Over the next day the embassy staff did what they could, going around with vacuum cleaners and tiny mops, and ordering an external cleanup crew, but the snowfalls of chips – each one a tiny sensor, its individually meager capabilities offset by the sheer number of its kin – would come again, and eventually security protocols were tightened and people just resigned themselves to it.
Now, you had to negotiate a baroque set of security measures to get into the embassy. But still the chips got in, and cleaners would find them tracked into bathrooms, or sitting in undusted nooks and crannies. Outside, the air hummed with invisible surveillance, as the numerous little chips used their AI processors to turn on microphones in the presence of certain phrases. Outside, the data evaporated into the air, absorbed by flocks of small drones which would fly over the embassy, as they did in every town in every major city in every developed country, hoovering up data from the, what some termed, ‘State Dust’. The chips would lie in wait, consuming almost no power, till they heard a particular encrypted call-out from the government drones.
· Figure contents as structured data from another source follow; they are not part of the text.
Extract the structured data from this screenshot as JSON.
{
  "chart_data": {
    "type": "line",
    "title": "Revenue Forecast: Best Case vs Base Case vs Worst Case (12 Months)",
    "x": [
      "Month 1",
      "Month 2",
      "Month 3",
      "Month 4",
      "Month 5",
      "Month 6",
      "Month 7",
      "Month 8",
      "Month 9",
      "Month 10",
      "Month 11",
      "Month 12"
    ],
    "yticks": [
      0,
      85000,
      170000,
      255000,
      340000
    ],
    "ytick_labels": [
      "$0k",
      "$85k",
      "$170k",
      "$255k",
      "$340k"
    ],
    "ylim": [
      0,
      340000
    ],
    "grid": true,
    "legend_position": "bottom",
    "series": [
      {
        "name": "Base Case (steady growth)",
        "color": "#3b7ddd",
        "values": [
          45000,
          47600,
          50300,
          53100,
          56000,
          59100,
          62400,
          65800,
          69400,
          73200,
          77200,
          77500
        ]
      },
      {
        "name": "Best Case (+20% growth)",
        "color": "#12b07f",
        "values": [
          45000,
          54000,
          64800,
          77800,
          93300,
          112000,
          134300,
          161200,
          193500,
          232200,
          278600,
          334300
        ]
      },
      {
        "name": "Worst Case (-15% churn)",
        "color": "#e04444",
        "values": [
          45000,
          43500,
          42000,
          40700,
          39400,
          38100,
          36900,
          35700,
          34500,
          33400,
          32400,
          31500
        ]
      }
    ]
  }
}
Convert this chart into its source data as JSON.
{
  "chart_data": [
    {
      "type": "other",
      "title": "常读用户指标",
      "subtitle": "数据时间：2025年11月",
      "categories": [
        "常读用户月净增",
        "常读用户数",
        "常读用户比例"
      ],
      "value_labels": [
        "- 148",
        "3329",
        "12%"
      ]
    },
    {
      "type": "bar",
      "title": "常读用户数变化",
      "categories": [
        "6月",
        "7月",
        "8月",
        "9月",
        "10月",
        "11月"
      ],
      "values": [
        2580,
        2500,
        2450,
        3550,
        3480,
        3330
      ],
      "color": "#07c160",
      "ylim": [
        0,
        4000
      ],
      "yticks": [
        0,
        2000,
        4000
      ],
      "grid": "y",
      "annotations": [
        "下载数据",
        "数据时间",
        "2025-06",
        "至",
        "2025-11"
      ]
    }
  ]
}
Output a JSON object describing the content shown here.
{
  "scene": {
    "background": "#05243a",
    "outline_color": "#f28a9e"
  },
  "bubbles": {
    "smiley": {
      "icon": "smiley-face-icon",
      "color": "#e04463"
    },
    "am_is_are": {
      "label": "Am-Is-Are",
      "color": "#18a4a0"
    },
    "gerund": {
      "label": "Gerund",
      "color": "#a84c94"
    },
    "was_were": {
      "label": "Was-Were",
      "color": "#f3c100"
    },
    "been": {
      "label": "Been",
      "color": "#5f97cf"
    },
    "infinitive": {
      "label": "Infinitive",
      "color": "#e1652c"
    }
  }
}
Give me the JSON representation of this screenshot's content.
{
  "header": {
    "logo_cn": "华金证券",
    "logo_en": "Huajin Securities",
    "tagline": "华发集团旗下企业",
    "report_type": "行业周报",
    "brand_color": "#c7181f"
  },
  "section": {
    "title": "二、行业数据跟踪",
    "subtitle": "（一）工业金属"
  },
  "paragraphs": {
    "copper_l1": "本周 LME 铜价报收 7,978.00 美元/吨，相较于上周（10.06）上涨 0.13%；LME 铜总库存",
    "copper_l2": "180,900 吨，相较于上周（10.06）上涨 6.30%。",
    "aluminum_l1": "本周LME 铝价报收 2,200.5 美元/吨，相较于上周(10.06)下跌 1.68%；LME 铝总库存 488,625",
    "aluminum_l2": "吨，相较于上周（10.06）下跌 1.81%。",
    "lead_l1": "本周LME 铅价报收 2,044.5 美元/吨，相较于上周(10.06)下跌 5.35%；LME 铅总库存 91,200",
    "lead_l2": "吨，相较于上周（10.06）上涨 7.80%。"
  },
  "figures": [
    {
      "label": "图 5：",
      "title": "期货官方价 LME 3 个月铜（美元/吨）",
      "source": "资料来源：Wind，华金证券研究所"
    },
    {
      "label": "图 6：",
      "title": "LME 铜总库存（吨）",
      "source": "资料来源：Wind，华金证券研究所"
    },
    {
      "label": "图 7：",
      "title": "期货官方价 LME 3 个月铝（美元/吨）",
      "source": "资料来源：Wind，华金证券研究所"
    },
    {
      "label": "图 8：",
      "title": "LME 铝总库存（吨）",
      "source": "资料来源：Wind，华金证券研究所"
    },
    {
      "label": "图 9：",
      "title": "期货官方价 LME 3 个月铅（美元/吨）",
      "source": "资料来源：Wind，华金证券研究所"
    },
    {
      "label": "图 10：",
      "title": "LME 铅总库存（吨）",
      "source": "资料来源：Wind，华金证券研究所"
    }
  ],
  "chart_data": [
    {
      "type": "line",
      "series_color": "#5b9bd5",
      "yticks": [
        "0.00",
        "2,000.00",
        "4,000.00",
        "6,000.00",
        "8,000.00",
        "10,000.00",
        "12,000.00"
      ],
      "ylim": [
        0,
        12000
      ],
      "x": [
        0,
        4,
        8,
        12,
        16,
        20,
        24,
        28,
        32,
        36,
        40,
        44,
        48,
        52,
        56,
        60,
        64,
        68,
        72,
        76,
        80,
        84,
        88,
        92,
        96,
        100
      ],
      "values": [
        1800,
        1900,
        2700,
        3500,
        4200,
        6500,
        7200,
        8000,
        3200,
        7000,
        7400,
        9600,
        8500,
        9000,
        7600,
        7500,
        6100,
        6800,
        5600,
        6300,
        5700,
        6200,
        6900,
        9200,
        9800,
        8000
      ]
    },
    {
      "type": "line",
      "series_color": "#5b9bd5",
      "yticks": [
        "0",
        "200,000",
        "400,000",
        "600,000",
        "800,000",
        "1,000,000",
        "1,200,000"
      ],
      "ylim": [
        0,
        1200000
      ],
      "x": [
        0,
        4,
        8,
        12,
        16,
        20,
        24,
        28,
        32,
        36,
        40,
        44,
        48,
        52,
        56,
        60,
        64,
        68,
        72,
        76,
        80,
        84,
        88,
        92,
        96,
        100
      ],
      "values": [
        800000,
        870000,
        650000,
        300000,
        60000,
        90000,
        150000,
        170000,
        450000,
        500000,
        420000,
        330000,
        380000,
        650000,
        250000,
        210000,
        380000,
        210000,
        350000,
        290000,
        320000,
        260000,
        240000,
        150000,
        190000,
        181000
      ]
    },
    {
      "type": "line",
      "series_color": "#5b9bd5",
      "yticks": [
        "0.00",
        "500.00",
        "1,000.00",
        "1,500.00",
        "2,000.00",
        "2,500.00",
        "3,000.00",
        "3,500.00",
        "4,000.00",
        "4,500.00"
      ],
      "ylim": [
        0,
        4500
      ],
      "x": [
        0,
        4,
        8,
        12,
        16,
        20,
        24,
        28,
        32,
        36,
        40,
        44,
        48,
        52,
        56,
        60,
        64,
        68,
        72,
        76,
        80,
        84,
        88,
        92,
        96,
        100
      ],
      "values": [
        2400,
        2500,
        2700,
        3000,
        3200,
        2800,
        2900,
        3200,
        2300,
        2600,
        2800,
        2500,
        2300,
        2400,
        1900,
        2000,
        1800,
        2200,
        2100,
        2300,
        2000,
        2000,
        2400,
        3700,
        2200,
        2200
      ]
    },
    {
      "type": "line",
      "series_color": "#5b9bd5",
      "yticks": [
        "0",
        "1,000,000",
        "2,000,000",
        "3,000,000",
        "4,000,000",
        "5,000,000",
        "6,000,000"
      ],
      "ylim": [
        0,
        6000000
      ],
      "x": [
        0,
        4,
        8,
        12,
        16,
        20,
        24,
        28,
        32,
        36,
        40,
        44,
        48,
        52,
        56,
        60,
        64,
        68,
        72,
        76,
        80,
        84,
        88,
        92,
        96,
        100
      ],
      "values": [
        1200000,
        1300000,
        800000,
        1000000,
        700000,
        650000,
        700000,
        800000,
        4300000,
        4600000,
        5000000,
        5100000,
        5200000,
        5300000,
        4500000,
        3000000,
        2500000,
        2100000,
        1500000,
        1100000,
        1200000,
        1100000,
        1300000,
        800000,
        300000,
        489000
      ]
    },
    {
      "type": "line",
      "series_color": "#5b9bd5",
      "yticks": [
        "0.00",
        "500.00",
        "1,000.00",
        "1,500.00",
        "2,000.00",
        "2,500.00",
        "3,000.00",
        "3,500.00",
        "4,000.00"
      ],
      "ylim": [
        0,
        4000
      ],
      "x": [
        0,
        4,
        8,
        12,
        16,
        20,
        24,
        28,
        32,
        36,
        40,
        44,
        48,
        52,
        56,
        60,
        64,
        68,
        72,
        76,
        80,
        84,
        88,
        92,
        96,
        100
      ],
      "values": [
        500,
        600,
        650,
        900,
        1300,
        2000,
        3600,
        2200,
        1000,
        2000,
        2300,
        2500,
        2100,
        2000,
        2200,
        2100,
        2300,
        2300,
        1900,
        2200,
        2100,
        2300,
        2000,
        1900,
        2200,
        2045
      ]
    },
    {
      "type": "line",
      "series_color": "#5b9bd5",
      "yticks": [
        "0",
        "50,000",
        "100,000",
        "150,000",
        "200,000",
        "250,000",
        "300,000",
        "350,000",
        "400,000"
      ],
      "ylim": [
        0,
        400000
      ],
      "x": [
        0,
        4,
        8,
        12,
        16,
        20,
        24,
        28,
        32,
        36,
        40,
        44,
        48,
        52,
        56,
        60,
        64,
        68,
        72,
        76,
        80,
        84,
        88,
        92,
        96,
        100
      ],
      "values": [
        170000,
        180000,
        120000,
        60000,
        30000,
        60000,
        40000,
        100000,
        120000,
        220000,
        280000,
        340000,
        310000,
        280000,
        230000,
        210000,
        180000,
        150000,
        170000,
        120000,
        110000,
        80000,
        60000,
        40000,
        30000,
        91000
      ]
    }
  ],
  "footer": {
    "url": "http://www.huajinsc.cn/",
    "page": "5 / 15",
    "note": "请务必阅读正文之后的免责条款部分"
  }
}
Even the chips that found themselves indoors would eventually be outside again, as some escaped through improper waste disposal measures, and others had their plastic barbs hook fortuitously on a trouser leg or shoe sole, to then be carried outside. And so their data was extracted as well and a titanic jigsaw was assembled.
It didn’t matter how partial the data from each chip was, given how many there were, and the frequency of their harvesting. Gather enough data and at some point you can make sense of the smallest little fragments, but you can only do this for all the little whispers of data from a city or a country if you’re a machine.